The JAMB boss said: “We are working with the telcos in such a way that when that happens, we are putting a system in place, telephone update, where you would use your thumbprint to show that it was the same thumbprint then we would allow the system to change to another SIM for you.

“But if at the point of testing your thumbs, the fingerprints are not coming up, we would leave you to go back and get your welcome back.

“We are doing this but we have to do it with caution because that can open students to unnecessary exposure of their personal data.

“We are not asking them to wait, we are saying, we are looking into the possibility of what we can do. He added that JAMB will talk to all agencies involved in the registration process as if you register in your name, it is beyond JAMB, because every candidate has been marked, not only with the registration number but with the phone.”

Oloyede added: “It is like doing internet banking.
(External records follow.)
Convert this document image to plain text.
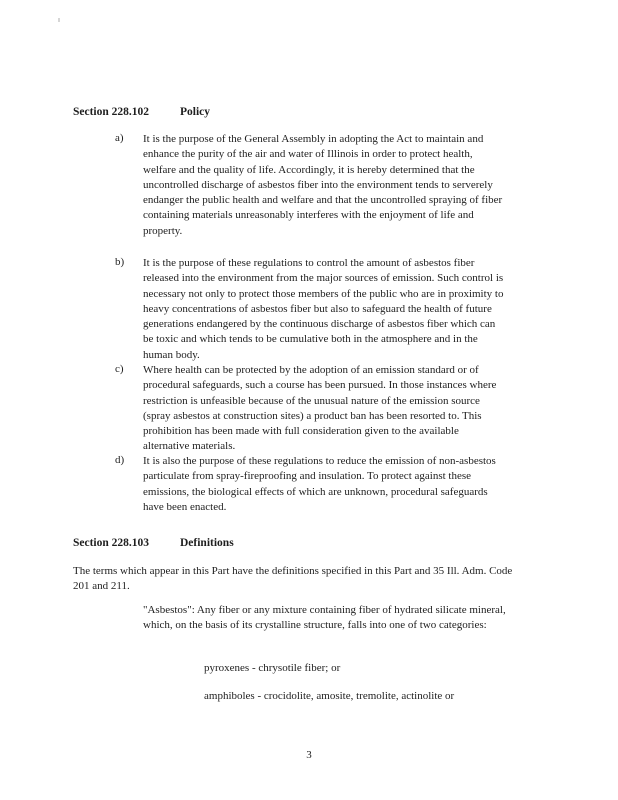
Section 228.102	Policy
a) It is the purpose of the General Assembly in adopting the Act to maintain and enhance the purity of the air and water of Illinois in order to protect health, welfare and the quality of life. Accordingly, it is hereby determined that the uncontrolled discharge of asbestos fiber into the environment tends to serverely endanger the public health and welfare and that the uncontrolled spraying of fiber containing materials unreasonably interferes with the enjoyment of life and property.
b) It is the purpose of these regulations to control the amount of asbestos fiber released into the environment from the major sources of emission. Such control is necessary not only to protect those members of the public who are in proximity to heavy concentrations of asbestos fiber but also to safeguard the health of future generations endangered by the continuous discharge of asbestos fiber which can be toxic and which tends to be cumulative both in the atmosphere and in the human body.
c) Where health can be protected by the adoption of an emission standard or of procedural safeguards, such a course has been pursued. In those instances where restriction is unfeasible because of the unusual nature of the emission source (spray asbestos at construction sites) a product ban has been resorted to. This prohibition has been made with full consideration given to the available alternative materials.
d) It is also the purpose of these regulations to reduce the emission of non-asbestos particulate from spray-fireproofing and insulation. To protect against these emissions, the biological effects of which are unknown, procedural safeguards have been enacted.
Section 228.103	Definitions
The terms which appear in this Part have the definitions specified in this Part and 35 Ill. Adm. Code 201 and 211.
"Asbestos": Any fiber or any mixture containing fiber of hydrated silicate mineral, which, on the basis of its crystalline structure, falls into one of two categories:
pyroxenes - chrysotile fiber; or
amphiboles - crocidolite, amosite, tremolite, actinolite or
3
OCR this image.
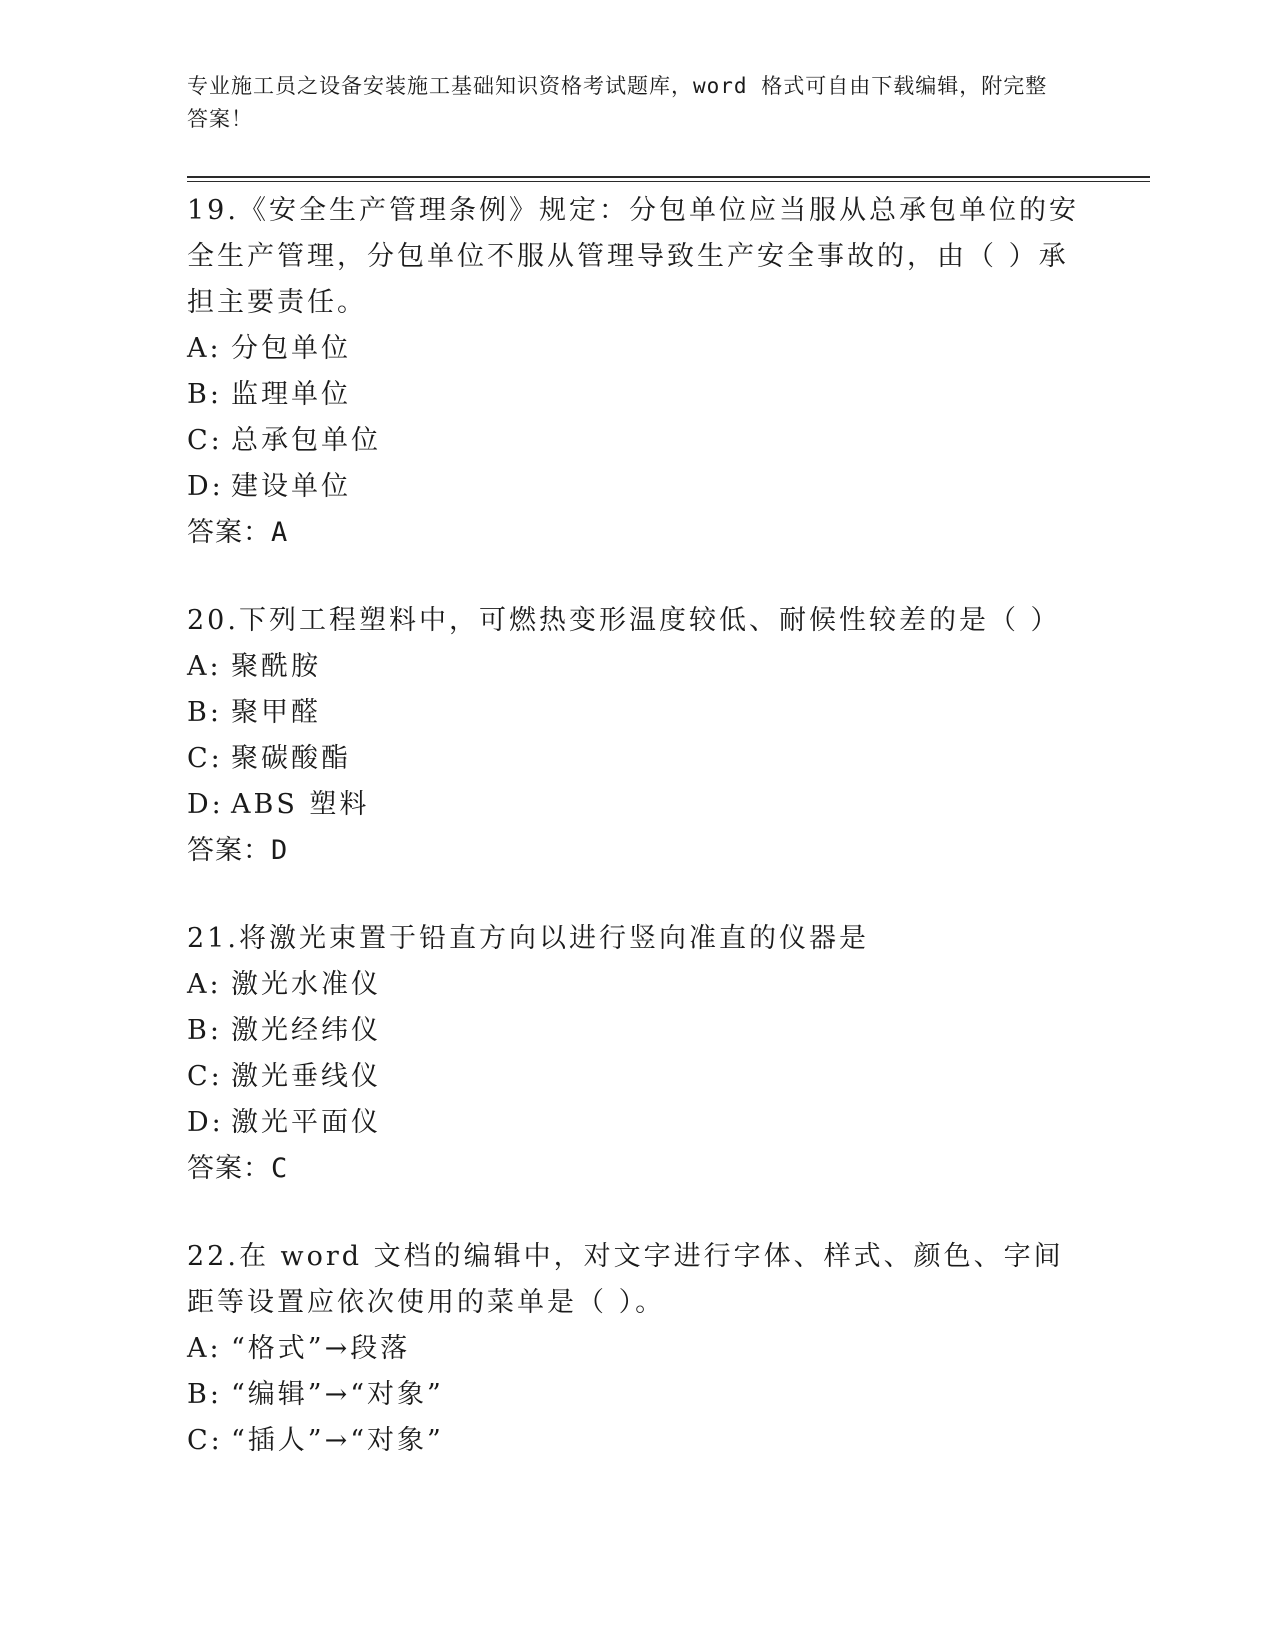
专业施工员之设备安装施工基础知识资格考试题库，word 格式可自由下载编辑，附完整答案！

19.《安全生产管理条例》规定：分包单位应当服从总承包单位的安全生产管理，分包单位不服从管理导致生产安全事故的，由（ ）承担主要责任。

A: 分包单位
B: 监理单位
C: 总承包单位
D: 建设单位
答案：A

20.下列工程塑料中，可燃热变形温度较低、耐候性较差的是（ ）

A: 聚酰胺
B: 聚甲醛
C: 聚碳酸酯
D: ABS 塑料
答案：D

21.将激光束置于铅直方向以进行竖向准直的仪器是

A: 激光水准仪
B: 激光经纬仪
C: 激光垂线仪
D: 激光平面仪
答案：C

22.在 word 文档的编辑中，对文字进行字体、样式、颜色、字间距等设置应依次使用的菜单是（ ）。

A: “格式”→段落
B: “编辑”→“对象”
C: “插人”→“对象”
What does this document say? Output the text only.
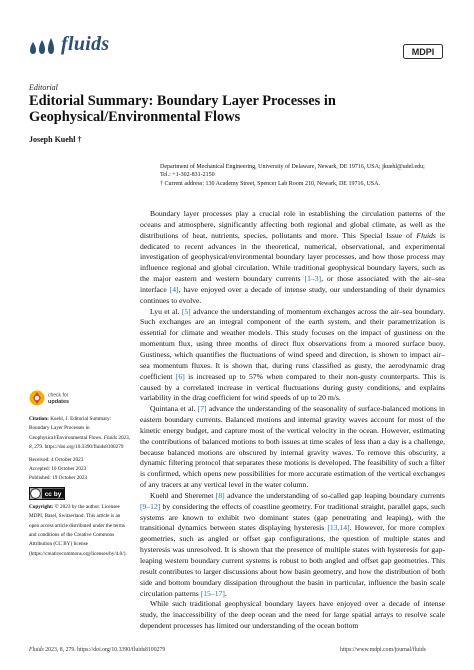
fluids	MDPI
Editorial
Editorial Summary: Boundary Layer Processes in Geophysical/Environmental Flows
Joseph Kuehl †
Department of Mechanical Engineering, University of Delaware, Newark, DE 19716, USA; jkuehl@udel.edu;
Tel.: +1-302-831-2150
† Current address: 130 Academy Street, Spencer Lab Room 210, Newark, DE 19716, USA.
check for
updates
Citation: Kuehl, J. Editorial Summary: Boundary Layer Processes in Geophysical/Environmental Flows. Fluids 2023, 8, 279. https://doi.org/10.3390/fluids8100279
Received: 4 October 2023
Accepted: 10 October 2023
Published: 19 October 2023
cc by
Copyright: © 2023 by the author. Licensee MDPI, Basel, Switzerland. This article is an open access article distributed under the terms and conditions of the Creative Commons Attribution (CC BY) license (https://creativecommons.org/licenses/by/4.0/).

Boundary layer processes play a crucial role in establishing the circulation patterns of the oceans and atmosphere, significantly affecting both regional and global climate, as well as the distributions of heat, nutrients, species, pollutants and more. This Special Issue of Fluids is dedicated to recent advances in the theoretical, numerical, observational, and experimental investigation of geophysical/environmental boundary layer processes, and how those process may influence regional and global circulation. While traditional geophysical boundary layers, such as the major eastern and western boundary currents [1–3], or those associated with the air–sea interface [4], have enjoyed over a decade of intense study, our understanding of their dynamics continues to evolve.

Lyu et al. [5] advance the understanding of momentum exchanges across the air–sea boundary. Such exchanges are an integral component of the earth system, and their parametrization is essential for climate and weather models. This study focuses on the impact of gustiness on the momentum flux, using three months of direct flux observations from a moored surface buoy. Gustiness, which quantifies the fluctuations of wind speed and direction, is shown to impact air–sea momentum fluxes. It is shown that, during runs classified as gusty, the aerodynamic drag coefficient [6] is increased up to 57% when compared to their non-gusty counterparts. This is caused by a correlated increase in vertical fluctuations during gusty conditions, and explains variability in the drag coefficient for wind speeds of up to 20 m/s.

Quintana et al. [7] advance the understanding of the seasonality of surface-balanced motions in eastern boundary currents. Balanced motions and internal gravity waves account for most of the kinetic energy budget, and capture most of the vertical velocity in the ocean. However, estimating the contributions of balanced motions to both issues at time scales of less than a day is a challenge, because balanced motions are obscured by internal gravity waves. To remove this obscurity, a dynamic filtering protocol that separates these motions is developed. The feasibility of such a filter is confirmed, which opens new possibilities for more accurate estimation of the vertical exchanges of any tracers at any vertical level in the water column.

Kuehl and Sheremet [8] advance the understanding of so-called gap leaping boundary currents [9–12] by considering the effects of coastline geometry. For traditional straight, parallel gaps, such systems are known to exhibit two dominant states (gap penetrating and leaping), with the transitional dynamics between states displaying hysteresis [13,14]. However, for more complex geometries, such as angled or offset gap configurations, the question of multiple states and hysteresis was unresolved. It is shown that the presence of multiple states with hysteresis for gap-leaping western boundary current systems is robust to both angled and offset gap geometries. This result contributes to larger discussions about how basin geometry, and how the distribution of both side and bottom boundary dissipation throughout the basin in particular, influence the basin scale circulation patterns [15–17].

While such traditional geophysical boundary layers have enjoyed over a decade of intense study, the inaccessibility of the deep ocean and the need for large spatial arrays to resolve scale dependent processes has limited our understanding of the ocean bottom

Fluids 2023, 8, 279. https://doi.org/10.3390/fluids8100279	https://www.mdpi.com/journal/fluids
The phone number with which you are doing internet banking is very critical to your banking. If you just flippantly change the number and you give instruction from another phone, you know the damage that you would do.

“The phone is a marker and once the phone is misplaced, please go and get it replaced and when you get it replaced there must be a procedure to get you into our system so that you don’t replace somebody wrongly.”

He said the Board has found three or four e-pin vendors wanting and are currently undergoing interactions with the appropriate office, adding that some of the directors are interrogating the vendors and once JAMB is convinced that they have done the wrong thing, it would blacklist the agents and also warn the vendor.

The Registrar said the new method of filling and submitting hardcopy forms was introduced because candidates come and waste a lot of money trying to change or correct their names, adding that “when you ask them, they say though I approved of it but I was not the one who typed.”

He added that after filling out the form, candidates must confirm that everything is right and the form would be uploaded in the candidate’s handwriting.

This, the Registrar explained, was responsible for the double screens at its registration centres.